Lições do Medalha de Ouro Michael Phelps, segundo seu Treinador

O campeão de natação Michael Phelps, ganhador de todas as provas de que participou no Brasil, ostenta um recorde invejável, sem precedentes na história dos Jogos Olímpicos: 18 medalhas de ouro entre as 22 já conquistadas.

michael-phelps

Em entrevista recente, reproduzida no blog Goals On Track, seu treinador, Bob Bowman,atribui esse feito não apenas ao inegável talento do atleta norte-americano, mas sobretudo á prática de três hábitos diários em busca da excelência.

Hábito # 1 – Visão

” Nenhum dos meus atletas tem problemas para entender porque está na piscina e o que tem a fazer naquele dia” – diz Bowman . Visão, segundo ele, é nadar com a velocidade suficientemente rápida para ganhar a medalha. Sua estratégia é focar no processo e não no resultado da competição. “Não posso prever quem vai ganhar uma determinada disputa, mas se você for rápido o bastante, o resultado será uma consequência natural”

“A conquista da medalha  é apenas a recompensa tangível de um processo mais amplo, que é a busca da excelência, procedimento a ser adotado por todo líder ou atleta que busca atingir a máxima performance”

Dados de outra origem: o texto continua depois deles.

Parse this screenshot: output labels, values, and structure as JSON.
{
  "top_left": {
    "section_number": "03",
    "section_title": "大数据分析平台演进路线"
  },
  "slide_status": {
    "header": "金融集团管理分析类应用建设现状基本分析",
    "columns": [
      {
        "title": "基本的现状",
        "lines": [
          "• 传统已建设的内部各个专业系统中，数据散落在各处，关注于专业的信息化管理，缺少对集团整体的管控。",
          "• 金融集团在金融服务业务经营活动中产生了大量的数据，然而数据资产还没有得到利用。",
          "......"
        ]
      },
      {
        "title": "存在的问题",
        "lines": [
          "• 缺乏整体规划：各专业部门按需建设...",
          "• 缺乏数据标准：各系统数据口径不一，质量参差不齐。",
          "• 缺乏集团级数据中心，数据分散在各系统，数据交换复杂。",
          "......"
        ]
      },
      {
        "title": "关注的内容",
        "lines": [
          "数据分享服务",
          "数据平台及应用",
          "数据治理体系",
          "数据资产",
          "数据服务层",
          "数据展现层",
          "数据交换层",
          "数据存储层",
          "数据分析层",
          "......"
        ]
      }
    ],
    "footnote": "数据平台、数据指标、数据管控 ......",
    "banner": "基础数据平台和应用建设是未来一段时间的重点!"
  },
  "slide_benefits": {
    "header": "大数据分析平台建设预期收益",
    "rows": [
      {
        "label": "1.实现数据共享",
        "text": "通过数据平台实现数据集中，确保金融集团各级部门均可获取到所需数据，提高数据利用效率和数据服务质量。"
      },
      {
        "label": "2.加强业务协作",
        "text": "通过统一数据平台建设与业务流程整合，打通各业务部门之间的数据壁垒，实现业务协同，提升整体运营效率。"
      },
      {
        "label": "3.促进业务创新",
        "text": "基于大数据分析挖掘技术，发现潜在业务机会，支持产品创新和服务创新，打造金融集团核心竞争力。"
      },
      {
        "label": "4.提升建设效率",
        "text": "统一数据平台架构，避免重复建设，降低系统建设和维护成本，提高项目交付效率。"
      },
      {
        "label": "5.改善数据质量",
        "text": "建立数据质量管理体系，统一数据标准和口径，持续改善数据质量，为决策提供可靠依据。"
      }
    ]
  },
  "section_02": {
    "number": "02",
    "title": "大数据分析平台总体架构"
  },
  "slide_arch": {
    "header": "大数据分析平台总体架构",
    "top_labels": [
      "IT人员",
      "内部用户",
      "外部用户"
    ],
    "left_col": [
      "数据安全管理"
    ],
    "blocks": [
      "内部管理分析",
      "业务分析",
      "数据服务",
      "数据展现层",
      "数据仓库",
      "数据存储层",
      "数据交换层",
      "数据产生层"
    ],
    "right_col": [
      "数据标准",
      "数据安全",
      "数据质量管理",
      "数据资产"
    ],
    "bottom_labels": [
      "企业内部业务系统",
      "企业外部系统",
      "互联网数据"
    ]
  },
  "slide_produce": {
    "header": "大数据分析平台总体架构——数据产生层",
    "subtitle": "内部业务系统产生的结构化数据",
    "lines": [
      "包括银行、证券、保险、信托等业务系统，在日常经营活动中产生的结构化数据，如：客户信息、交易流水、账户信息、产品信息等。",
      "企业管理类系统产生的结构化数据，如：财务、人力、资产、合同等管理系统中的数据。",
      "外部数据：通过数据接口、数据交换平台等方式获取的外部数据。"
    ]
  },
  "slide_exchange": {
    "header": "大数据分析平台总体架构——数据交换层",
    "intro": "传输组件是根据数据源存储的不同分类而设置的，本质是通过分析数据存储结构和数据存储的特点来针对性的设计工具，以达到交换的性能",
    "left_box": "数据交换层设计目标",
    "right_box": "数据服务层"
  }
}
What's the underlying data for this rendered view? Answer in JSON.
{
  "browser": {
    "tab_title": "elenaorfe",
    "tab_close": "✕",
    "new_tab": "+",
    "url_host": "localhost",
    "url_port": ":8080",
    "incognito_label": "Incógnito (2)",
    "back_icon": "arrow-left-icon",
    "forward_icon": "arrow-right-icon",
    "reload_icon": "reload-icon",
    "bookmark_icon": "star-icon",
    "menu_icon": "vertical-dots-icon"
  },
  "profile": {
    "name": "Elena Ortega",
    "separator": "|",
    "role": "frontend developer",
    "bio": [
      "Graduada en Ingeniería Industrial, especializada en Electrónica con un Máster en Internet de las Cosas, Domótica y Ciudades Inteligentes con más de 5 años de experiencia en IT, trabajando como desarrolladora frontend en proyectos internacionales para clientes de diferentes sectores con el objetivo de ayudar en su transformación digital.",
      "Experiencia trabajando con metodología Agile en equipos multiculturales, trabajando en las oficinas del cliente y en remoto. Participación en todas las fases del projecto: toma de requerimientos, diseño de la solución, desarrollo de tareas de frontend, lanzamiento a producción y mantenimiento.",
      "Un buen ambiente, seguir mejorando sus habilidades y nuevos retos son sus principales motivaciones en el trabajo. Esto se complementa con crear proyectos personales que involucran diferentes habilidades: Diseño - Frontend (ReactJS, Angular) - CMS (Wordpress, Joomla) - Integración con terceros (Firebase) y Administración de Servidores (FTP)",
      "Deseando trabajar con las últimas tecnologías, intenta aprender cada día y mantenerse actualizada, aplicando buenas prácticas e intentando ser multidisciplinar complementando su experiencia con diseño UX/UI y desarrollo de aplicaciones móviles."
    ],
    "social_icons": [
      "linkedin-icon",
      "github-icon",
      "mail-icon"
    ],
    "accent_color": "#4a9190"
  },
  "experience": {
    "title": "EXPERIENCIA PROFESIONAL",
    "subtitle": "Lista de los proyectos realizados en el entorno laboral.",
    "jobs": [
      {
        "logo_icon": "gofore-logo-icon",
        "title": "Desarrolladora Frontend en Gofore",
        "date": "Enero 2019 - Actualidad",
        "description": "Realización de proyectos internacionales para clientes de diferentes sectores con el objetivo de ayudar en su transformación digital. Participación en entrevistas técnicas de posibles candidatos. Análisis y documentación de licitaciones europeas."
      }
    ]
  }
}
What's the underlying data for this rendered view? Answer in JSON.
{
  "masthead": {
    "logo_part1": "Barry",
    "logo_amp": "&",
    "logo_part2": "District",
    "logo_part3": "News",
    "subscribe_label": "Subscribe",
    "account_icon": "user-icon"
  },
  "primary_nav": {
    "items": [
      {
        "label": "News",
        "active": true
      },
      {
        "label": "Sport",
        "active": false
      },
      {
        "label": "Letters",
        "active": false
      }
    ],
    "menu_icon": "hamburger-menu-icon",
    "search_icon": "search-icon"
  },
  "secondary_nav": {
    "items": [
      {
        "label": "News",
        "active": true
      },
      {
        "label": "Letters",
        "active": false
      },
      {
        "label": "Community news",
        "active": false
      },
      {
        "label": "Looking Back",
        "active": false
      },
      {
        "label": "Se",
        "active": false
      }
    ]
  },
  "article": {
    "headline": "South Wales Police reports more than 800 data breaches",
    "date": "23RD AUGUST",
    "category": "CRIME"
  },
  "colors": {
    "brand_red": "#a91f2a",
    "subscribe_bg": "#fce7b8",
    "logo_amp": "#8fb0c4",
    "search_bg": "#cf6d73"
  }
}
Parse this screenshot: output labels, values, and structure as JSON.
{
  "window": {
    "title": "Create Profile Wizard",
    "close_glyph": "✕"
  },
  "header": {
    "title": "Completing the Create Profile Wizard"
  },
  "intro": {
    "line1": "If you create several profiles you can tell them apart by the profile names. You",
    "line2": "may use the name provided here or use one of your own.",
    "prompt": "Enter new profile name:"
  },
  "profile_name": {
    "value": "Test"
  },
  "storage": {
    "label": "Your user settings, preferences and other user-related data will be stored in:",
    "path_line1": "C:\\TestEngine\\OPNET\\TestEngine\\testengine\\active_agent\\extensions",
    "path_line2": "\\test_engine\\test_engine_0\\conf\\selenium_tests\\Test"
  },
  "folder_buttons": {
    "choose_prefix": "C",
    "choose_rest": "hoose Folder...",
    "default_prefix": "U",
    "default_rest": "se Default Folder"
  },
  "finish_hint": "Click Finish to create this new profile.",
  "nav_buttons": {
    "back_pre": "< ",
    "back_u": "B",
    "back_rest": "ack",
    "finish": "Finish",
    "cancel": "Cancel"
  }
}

Hábito # 2 – Ensaio Mental

De acordo com o treinador, visão e ensaio mental são faces da mesma moeda, e quando se trata de visualização, ninguém  a pratica melhor do que Michael Phelps. Nos meses que antecedem uma competição, ele ensaia mentalmente duas horas por dia na piscina, ouvindo os sons e sentindo o cheiro e o gosto da água. Ele se vê fora da piscina, sentado nas arquibancadas, e visualizando a si mesmo superando todos os obstáculos durante a corrida.

Para Boawman, o ensaio mental é uma técnica extremamente poderosa para atingir a alta performance em qualquer atividade, porque nosso cérebro não consegue diferenciar o que é real daquilo que é  vividamente  idealizado. Assim, se você formar uma forte imagem mental e visualizar sua meta como se já a tivesse atingido, a sua mente encontrará meios de fazê-la acontecer.

Hábito # 3 – Prática, prática, prática

Por mais talentoso que seja, ninguém atinge a excelência sem destinar horas e horas á prática de uma atividade. Nos seus preparativos para os Jogos Olímpicos do Rio de Janeiro, Michael Phelps treinou 365 dias por ano durante seis anos, sem intervalos mesmo durante os feriados de Natal e Ano Novo, segundo afirma seu treinador.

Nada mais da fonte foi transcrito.